9 Dec 2014

Len Brown faces City Rail reality check

5:22 am on 9 December 2014

Auckland's mayor Len Brown faces a political reality check today, as his council meets to delay budgeting for the big City Rail Link project.

An artist's impression of an underground station on the City Rail Link, which will be built under QE2 Square.

An artist's impression of an underground station on the City Rail Link, which will be built under QE2 Square. Photo: SUPPLIED

The Auditor-General has forced Mr Brown to back down from setting a budget for major works starting next year, and a three-year delay in the budget will add nearly $100 million to the cost.

The change is a helping of political humble pie for Len Brown, but in reality may delay by only one year the $2.5 billion project creating a rail loop through the CBD.

Auckland mayor Len Brown.

Auckland mayor Len Brown.

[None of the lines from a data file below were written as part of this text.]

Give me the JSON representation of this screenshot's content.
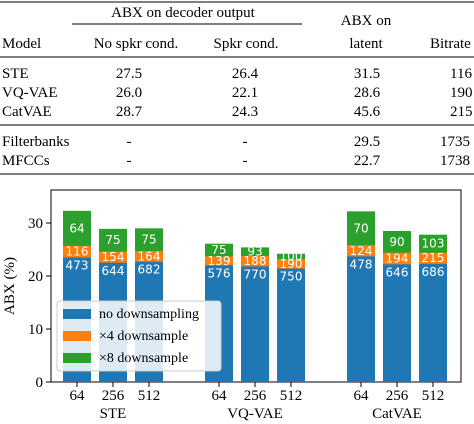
{
  "table": {
    "group_header": "ABX on decoder output",
    "header_abx_latent_line1": "ABX on",
    "header_abx_latent_line2": "latent",
    "columns": [
      "Model",
      "No spkr cond.",
      "Spkr cond.",
      "latent",
      "Bitrate"
    ],
    "rows": [
      {
        "model": "STE",
        "no_spkr": "27.5",
        "spkr": "26.4",
        "latent": "31.5",
        "bitrate": "116"
      },
      {
        "model": "VQ-VAE",
        "no_spkr": "26.0",
        "spkr": "22.1",
        "latent": "28.6",
        "bitrate": "190"
      },
      {
        "model": "CatVAE",
        "no_spkr": "28.7",
        "spkr": "24.3",
        "latent": "45.6",
        "bitrate": "215"
      },
      {
        "model": "Filterbanks",
        "no_spkr": "-",
        "spkr": "-",
        "latent": "29.5",
        "bitrate": "1735"
      },
      {
        "model": "MFCCs",
        "no_spkr": "-",
        "spkr": "-",
        "latent": "22.7",
        "bitrate": "1738"
      }
    ]
  },
  "chart_data": {
    "type": "bar",
    "ylabel": "ABX (%)",
    "ylim": [
      0,
      34
    ],
    "yticks": [
      "0",
      "10",
      "20",
      "30"
    ],
    "groups": [
      "STE",
      "VQ-VAE",
      "CatVAE"
    ],
    "categories": [
      "64",
      "256",
      "512"
    ],
    "legend_position": "lower-left",
    "colors": {
      "no_downsampling": "#1f77b4",
      "x4_downsample": "#ff7f0e",
      "x8_downsample": "#2ca02c"
    },
    "series": [
      {
        "name": "no downsampling",
        "color": "#1f77b4",
        "values": [
          [
            23.5,
            22.5,
            22.7
          ],
          [
            22.0,
            21.8,
            21.4
          ],
          [
            23.7,
            22.2,
            22.3
          ]
        ],
        "labels": [
          [
            "473",
            "644",
            "682"
          ],
          [
            "576",
            "770",
            "750"
          ],
          [
            "478",
            "646",
            "686"
          ]
        ]
      },
      {
        "name": "×4 downsample",
        "color": "#ff7f0e",
        "values": [
          [
            25.7,
            24.6,
            24.7
          ],
          [
            23.7,
            23.8,
            23.2
          ],
          [
            25.8,
            24.4,
            24.4
          ]
        ],
        "labels": [
          [
            "116",
            "154",
            "164"
          ],
          [
            "139",
            "188",
            "190"
          ],
          [
            "124",
            "194",
            "215"
          ]
        ]
      },
      {
        "name": "×8 downsample",
        "color": "#2ca02c",
        "values": [
          [
            32.3,
            28.9,
            29.0
          ],
          [
            26.1,
            25.4,
            24.2
          ],
          [
            32.2,
            28.5,
            27.8
          ]
        ],
        "labels": [
          [
            "64",
            "75",
            "75"
          ],
          [
            "75",
            "93",
            "100"
          ],
          [
            "70",
            "90",
            "103"
          ]
        ]
      }
    ]
  }
}
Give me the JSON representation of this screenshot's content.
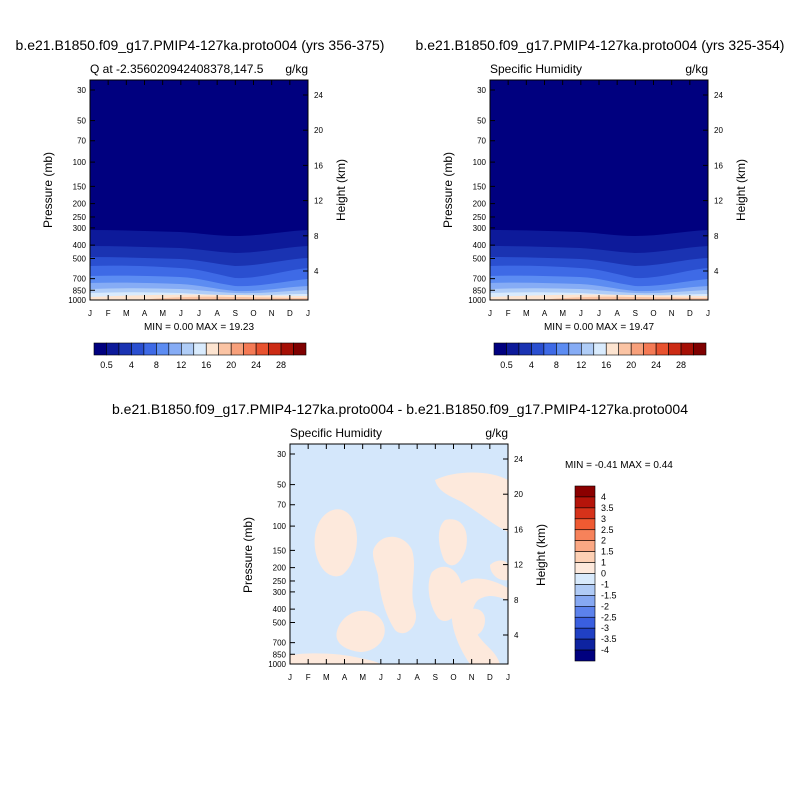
{
  "chart_data": [
    {
      "type": "contour",
      "title": "b.e21.B1850.f09_g17.PMIP4-127ka.proto004 (yrs 356-375)",
      "left_string": "Q at -2.356020942408378,147.5",
      "right_string": "g/kg",
      "ylabel": "Pressure (mb)",
      "ylabel_right": "Height (km)",
      "x_ticks": [
        "J",
        "F",
        "M",
        "A",
        "M",
        "J",
        "J",
        "A",
        "S",
        "O",
        "N",
        "D",
        "J"
      ],
      "p_ticks": [
        "30",
        "50",
        "70",
        "100",
        "150",
        "200",
        "250",
        "300",
        "400",
        "500",
        "700",
        "850",
        "1000"
      ],
      "height_ticks": [
        "4",
        "8",
        "12",
        "16",
        "20",
        "24"
      ],
      "min_max": "MIN =   0.00 MAX =  19.23",
      "colorbar": {
        "labels": [
          "0.5",
          "4",
          "8",
          "12",
          "16",
          "20",
          "24",
          "28"
        ],
        "colors": [
          "#00007f",
          "#0d1a9a",
          "#1a33b2",
          "#2a4fd0",
          "#3e6ae6",
          "#5c8cf2",
          "#86acf5",
          "#b0cdf7",
          "#d9ebfd",
          "#fde4d0",
          "#fbc4a4",
          "#f7a07b",
          "#f47a55",
          "#e8522f",
          "#cc2b14",
          "#a50f05",
          "#7f0000"
        ]
      }
    },
    {
      "type": "contour",
      "title": "b.e21.B1850.f09_g17.PMIP4-127ka.proto004 (yrs 325-354)",
      "left_string": "Specific Humidity",
      "right_string": "g/kg",
      "ylabel": "Pressure (mb)",
      "ylabel_right": "Height (km)",
      "x_ticks": [
        "J",
        "F",
        "M",
        "A",
        "M",
        "J",
        "J",
        "A",
        "S",
        "O",
        "N",
        "D",
        "J"
      ],
      "p_ticks": [
        "30",
        "50",
        "70",
        "100",
        "150",
        "200",
        "250",
        "300",
        "400",
        "500",
        "700",
        "850",
        "1000"
      ],
      "height_ticks": [
        "4",
        "8",
        "12",
        "16",
        "20",
        "24"
      ],
      "min_max": "MIN =   0.00 MAX =  19.47",
      "colorbar": {
        "labels": [
          "0.5",
          "4",
          "8",
          "12",
          "16",
          "20",
          "24",
          "28"
        ],
        "colors": [
          "#00007f",
          "#0d1a9a",
          "#1a33b2",
          "#2a4fd0",
          "#3e6ae6",
          "#5c8cf2",
          "#86acf5",
          "#b0cdf7",
          "#d9ebfd",
          "#fde4d0",
          "#fbc4a4",
          "#f7a07b",
          "#f47a55",
          "#e8522f",
          "#cc2b14",
          "#a50f05",
          "#7f0000"
        ]
      }
    },
    {
      "type": "contour",
      "title": "b.e21.B1850.f09_g17.PMIP4-127ka.proto004 - b.e21.B1850.f09_g17.PMIP4-127ka.proto004",
      "left_string": "Specific Humidity",
      "right_string": "g/kg",
      "ylabel": "Pressure (mb)",
      "ylabel_right": "Height (km)",
      "x_ticks": [
        "J",
        "F",
        "M",
        "A",
        "M",
        "J",
        "J",
        "A",
        "S",
        "O",
        "N",
        "D",
        "J"
      ],
      "p_ticks": [
        "30",
        "50",
        "70",
        "100",
        "150",
        "200",
        "250",
        "300",
        "400",
        "500",
        "700",
        "850",
        "1000"
      ],
      "height_ticks": [
        "4",
        "8",
        "12",
        "16",
        "20",
        "24"
      ],
      "min_max": "MIN =  -0.41 MAX =   0.44",
      "colorbar": {
        "labels": [
          "4",
          "3.5",
          "3",
          "2.5",
          "2",
          "1.5",
          "1",
          "0",
          "-1",
          "-1.5",
          "-2",
          "-2.5",
          "-3",
          "-3.5",
          "-4"
        ],
        "colors": [
          "#8b0000",
          "#b5140a",
          "#d6321a",
          "#ef5a32",
          "#f7825a",
          "#fba884",
          "#fdd0b4",
          "#fde9dc",
          "#d8eafc",
          "#b0cbf6",
          "#86a8f2",
          "#5c82ec",
          "#3a5fe0",
          "#2040c4",
          "#0e23a0",
          "#00007f"
        ]
      },
      "field_colors": {
        "negative": "#d4e7fb",
        "positive": "#fde9dc"
      }
    }
  ]
}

Photo: RNZ / Kim Baker Wilsson

Len Brown had persuaded a majority of councillors to construct a 10-year Long Term Plan, committing to a full-scale start to the project next year - five years earlier than when the Government is prepared to share the cost.

The Auditor-General's review of the proposed Long Term Plan decided the council should not proceed with a budget assuming the Government could be persuaded to an earlier start.

Today councillors will re-jig the budget, moving the council's commitment to major works from a 2015/16 start, to 2018. The delay adds $97m to the cost because of inflation.

Mr Brown doesn't see the change as a political defeat, and says talks with the Government continue.

"The work that I have to do to achieve our outcomes as a city on behalf of ratepayers means that yes, sometimes I have to accept that I can't get everything I want, but if we're able to achieve 85 to 90 percent of what we're setting out to do, then that's pretty good."

On paper the delay is three years, but in reality it is likely to be just one year.

The council's 2015 budget commitment was part of a determined approach by the mayor to budge the Government from its agreement not to fund the project earlier than 2020.

Radio New Zealand understands that even if a cheque was written tomorrow, the project's own timeframe wouldn't allow a start to tunneling prior to 2017.

So-called "enabling works" are expected to begin in 2016, fully funded by the council. These include the first section of the 3.4km route near the Britomart Transport Centre, which involves a trench part-way up Albert Street.

The major works using a tunnel boring machine were always intended to follow the enabling works, which could take several years.

Today's exercise is a reminder to the mayor of the difference between political lobbying and the construction of a statutory 10-year budget.

Len Brown will continue to lead lobbying the Government to advance funding, arguing that several large commercial property projects will only proceed in co-ordination with the City Rail Link.

He won't disclose the state of negotiations on whether, how or when the Government might change its stance of not contributing before 2020, but believes change is still a possibility.